Alex Goldblum, topman van Eurofiber dat in Nederland de connecties tussen vijftig datacenters regelt, pleitte voor ‘co-investments’. Hij ziet daarbij een rol weggelegd voor pensioenfondsen. Nu helpen die al mee om regionale glasvezelprojecten te financieren. Het delen of verhuren van capaciteit in netwerken plaatst operators in een andere rol. Goldblum ziet connectiviteit graag de kant opgaan van een nutsvoorziening.
Een probleem is nog de prijsvorming bij het aanbieden van glasvezelcapaciteit aan andere providers. Van Bellinghen liet doorschemeren dat de toezichthouder een interventie overweegt als de groothandelsprijzen te hoog worden en partijen geen overeenstemming weten te bereiken.
Penetratie
Dat toezichthouders er niet voor terugdeinzen om in te grijpen bewees vorig jaar september de Autoriteit Consument & Markt (ACM). VodafoneZiggo werd toen gedwongen het vaste kabelnetwerk open te stellen voor concurrentie. ACM-voorzitter Martijn Snoep zei gisteren dat concurrentie nodig is bij de infrastructuur, ook bij glasvezel. In principe moet de markt er zelf uit komen. Alleen als de onderhandelingen volledig in het slop raken zal de regelgever tussen beide komen.
Overigens stijgt de penetratie van glasvezel in Nederland. Zo’n 20 procent van de huishoudens is thans op glasvezel aangesloten.

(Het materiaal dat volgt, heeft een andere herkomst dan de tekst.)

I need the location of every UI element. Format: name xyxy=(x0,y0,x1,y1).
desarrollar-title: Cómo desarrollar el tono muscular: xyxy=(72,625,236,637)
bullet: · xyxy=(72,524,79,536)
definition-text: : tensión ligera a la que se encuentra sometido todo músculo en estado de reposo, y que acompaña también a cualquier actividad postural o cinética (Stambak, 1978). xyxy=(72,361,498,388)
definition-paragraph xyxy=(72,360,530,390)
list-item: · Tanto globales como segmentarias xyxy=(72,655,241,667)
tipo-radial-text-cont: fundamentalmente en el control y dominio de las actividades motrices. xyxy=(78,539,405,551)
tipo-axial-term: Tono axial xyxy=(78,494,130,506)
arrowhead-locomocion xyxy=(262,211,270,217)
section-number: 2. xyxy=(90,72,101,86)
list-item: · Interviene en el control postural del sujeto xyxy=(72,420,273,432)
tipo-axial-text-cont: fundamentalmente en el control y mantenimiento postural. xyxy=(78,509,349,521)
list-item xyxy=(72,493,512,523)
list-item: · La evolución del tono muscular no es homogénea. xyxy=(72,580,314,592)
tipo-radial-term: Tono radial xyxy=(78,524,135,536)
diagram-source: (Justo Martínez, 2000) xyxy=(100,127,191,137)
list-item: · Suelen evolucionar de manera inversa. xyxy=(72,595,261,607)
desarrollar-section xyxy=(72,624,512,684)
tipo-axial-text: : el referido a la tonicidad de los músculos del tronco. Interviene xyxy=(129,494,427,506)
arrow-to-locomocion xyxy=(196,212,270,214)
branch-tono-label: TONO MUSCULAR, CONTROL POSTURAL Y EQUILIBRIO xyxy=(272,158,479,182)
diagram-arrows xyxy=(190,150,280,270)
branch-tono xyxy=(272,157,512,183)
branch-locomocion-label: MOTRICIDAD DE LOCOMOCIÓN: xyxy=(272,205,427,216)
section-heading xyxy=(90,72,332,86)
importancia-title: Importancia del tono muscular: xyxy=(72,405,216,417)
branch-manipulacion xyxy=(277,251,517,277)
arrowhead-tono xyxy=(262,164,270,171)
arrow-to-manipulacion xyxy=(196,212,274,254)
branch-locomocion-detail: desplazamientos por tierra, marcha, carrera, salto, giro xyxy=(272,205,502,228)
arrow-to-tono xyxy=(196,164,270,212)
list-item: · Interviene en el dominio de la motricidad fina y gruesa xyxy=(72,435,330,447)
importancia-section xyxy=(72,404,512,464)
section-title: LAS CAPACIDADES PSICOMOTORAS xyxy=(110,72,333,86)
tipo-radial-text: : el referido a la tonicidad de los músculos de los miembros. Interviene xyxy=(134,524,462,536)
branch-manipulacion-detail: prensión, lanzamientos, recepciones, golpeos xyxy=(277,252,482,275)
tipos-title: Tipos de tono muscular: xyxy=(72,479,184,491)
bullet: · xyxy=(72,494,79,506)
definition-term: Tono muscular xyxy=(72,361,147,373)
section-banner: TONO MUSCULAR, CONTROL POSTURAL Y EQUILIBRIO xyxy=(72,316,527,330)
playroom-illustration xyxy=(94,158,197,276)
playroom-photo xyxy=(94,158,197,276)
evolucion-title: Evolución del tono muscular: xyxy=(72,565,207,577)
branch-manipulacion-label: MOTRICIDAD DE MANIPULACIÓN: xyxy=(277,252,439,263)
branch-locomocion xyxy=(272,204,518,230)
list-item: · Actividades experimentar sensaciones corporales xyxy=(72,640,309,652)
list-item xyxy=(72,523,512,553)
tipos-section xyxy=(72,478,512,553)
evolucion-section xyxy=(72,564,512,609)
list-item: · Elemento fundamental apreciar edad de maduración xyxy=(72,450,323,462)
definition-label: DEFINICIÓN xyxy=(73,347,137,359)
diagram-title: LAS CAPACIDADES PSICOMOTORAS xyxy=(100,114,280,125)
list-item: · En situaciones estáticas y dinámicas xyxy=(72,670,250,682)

Daarbij blijft Nederland ver onder Spanje, een van de koplopers in Europa met een penetratie van 44 procent. Spanje hoeft alleen Letland en Litouwen voor te laten gaan. Het EU-gemiddelde zit op 14 procent. Italië, Duitsland en het Verenigd Koninkrijk zitten daar ver onder. België zit zelfs onder de 1 procent, zo blijkt uit cijfers van het FFTH Council.